The day after a patient’s bed and bandages caught fire from a piece of medical equipment, the Post-Graduate Institute of Medical Sciences (PGIMER) formed a committee to probe the incident.
The doctors were trying to revive him after a cardiac arrest by giving him electric shocks, but the man died and the family alleged medical negligence.
Around 10.30pm on Monday, the bed and bandages of Ghinder Singh, 55, caught fire from the sparks of a cardiac defibrillator machine, which imparts mild electrical shocks to reactivate the heart. “There was nothing wrong with the equipment,” said Manju Wadwalkar, PGIMER spokesperson.
Singh, a resident of Doraha, 18 km from Ludhiana, had been undergoing treatment at the PGI for over a month. He had been suffering from intestinal cancer and liver cirrhosis and was in a critical condition. He had undergone a major surgery on Saturday and was recuperating when he developed complications.
“He suffered a cardiac arrest and it was decided to resuscitate him,” said Wadwalkar.
When sparks flew from the machine, Singh’s bed and the bandages on his body, which were wet with surgical spirit, caught fire. The fire was put out, but he had already died due to the cardiac arrest, said Wadwalker.

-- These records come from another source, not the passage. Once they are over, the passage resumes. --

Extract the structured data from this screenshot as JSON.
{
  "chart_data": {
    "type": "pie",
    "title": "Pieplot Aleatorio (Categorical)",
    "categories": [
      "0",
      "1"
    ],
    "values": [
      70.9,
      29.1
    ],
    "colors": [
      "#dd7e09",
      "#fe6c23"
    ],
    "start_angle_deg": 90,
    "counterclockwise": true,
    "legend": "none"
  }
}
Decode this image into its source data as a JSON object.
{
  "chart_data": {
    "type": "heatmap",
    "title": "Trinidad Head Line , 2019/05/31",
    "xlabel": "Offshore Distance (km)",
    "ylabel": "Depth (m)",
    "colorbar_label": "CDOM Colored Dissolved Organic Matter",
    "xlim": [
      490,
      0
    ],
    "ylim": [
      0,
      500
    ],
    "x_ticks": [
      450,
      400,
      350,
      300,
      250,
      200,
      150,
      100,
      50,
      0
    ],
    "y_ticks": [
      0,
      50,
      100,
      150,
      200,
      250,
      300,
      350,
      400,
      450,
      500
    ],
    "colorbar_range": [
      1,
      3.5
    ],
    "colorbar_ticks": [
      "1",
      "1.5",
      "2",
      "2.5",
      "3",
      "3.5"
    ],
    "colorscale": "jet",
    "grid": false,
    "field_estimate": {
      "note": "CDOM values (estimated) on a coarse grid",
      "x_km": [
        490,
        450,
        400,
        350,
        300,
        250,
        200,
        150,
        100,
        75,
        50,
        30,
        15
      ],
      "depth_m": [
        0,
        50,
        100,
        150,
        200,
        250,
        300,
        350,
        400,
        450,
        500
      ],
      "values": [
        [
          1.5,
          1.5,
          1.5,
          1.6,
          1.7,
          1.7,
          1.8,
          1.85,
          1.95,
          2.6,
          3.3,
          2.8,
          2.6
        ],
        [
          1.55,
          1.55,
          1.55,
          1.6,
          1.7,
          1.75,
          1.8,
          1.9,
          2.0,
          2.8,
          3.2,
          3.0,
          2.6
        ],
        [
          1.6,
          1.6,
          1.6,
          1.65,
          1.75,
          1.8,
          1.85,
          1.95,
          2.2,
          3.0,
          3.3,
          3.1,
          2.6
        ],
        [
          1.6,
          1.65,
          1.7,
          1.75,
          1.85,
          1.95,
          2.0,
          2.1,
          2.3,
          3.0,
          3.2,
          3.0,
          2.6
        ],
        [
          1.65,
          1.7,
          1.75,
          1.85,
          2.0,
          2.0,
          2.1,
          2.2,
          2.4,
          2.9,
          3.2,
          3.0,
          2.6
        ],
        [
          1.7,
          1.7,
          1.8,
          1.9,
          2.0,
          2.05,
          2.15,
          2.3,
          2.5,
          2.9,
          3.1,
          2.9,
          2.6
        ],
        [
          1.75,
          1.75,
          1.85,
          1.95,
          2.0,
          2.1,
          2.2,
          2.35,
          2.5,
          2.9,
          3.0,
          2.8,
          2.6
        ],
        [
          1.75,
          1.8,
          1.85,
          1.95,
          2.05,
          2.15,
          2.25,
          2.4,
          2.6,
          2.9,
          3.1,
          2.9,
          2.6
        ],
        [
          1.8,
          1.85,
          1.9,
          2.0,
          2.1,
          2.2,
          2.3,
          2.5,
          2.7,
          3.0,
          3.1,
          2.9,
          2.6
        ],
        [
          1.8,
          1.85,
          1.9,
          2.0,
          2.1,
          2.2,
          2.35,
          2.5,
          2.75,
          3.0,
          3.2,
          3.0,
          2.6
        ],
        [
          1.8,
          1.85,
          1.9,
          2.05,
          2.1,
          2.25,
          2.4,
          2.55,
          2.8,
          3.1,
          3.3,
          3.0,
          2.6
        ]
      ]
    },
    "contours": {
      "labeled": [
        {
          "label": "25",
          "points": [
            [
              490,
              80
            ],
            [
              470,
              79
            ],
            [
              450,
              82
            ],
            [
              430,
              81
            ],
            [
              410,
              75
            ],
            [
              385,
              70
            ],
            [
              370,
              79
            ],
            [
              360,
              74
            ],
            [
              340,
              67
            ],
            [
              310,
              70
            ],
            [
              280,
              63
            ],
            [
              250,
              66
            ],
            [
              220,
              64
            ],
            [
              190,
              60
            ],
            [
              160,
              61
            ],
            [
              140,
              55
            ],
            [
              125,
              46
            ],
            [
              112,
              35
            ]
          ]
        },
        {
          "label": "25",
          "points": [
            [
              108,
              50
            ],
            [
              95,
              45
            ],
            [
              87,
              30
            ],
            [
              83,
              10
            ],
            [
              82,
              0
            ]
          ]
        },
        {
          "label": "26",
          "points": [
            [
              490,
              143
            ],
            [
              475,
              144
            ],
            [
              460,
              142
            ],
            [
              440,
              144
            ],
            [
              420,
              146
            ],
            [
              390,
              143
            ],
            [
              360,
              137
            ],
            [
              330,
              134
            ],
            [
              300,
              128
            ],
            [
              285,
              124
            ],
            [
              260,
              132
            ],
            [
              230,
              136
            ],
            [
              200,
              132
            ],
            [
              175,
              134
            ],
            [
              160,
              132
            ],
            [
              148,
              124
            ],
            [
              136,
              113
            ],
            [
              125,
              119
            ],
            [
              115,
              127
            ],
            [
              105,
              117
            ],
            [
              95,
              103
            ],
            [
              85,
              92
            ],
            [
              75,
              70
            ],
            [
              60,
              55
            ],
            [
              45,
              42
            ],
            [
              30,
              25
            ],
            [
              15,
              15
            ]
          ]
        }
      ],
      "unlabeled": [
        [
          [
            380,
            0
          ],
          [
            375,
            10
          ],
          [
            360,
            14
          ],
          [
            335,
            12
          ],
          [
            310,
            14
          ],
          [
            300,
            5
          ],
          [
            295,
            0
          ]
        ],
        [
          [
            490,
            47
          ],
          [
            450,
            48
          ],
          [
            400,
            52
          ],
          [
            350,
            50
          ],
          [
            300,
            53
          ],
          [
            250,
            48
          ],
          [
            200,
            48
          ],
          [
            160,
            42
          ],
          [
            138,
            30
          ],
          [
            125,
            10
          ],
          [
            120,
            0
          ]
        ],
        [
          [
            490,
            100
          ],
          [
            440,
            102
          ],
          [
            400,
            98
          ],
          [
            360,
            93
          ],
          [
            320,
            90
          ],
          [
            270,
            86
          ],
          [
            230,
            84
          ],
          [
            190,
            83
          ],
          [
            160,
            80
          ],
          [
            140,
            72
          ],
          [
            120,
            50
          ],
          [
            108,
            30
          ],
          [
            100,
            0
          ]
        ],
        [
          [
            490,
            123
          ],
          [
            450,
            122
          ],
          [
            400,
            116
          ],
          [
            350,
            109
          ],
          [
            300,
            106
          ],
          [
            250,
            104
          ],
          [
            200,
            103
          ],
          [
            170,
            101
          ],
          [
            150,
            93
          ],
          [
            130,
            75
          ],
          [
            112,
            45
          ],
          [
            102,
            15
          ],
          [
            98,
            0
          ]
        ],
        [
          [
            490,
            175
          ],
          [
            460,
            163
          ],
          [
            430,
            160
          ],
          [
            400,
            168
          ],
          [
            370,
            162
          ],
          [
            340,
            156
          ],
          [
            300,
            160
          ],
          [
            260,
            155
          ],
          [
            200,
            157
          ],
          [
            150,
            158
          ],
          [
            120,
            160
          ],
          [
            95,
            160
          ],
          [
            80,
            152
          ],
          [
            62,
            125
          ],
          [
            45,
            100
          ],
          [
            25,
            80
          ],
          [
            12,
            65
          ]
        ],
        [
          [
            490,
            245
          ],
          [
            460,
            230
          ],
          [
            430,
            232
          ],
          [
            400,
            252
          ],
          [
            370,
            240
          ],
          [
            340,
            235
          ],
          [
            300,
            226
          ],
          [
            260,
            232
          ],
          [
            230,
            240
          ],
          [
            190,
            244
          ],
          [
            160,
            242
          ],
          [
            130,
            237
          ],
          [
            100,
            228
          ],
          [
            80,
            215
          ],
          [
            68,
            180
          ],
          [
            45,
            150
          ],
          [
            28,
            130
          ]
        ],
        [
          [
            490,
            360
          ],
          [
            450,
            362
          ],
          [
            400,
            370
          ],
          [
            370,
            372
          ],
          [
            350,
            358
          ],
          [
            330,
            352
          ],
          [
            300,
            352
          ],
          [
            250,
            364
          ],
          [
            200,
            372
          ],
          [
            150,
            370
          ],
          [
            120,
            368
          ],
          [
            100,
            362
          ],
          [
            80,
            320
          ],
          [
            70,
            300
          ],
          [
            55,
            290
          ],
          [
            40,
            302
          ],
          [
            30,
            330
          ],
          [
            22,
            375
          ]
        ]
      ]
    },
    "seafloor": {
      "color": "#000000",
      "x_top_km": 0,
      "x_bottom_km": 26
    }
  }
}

Singh’s family, however, alleged the fire broke out due to a short circuit in the ventilator. “The PGI staff escaped and we had to bring the fire under control,” said Ramneek, a nephew of Singh.
"My uncle died due to the negligence of the hospital staff," said Virender, another relative of Singh. A fact-finding committee under Dr RK Sharma, head of the department of plastic surgery, has been constituted to probe the accident.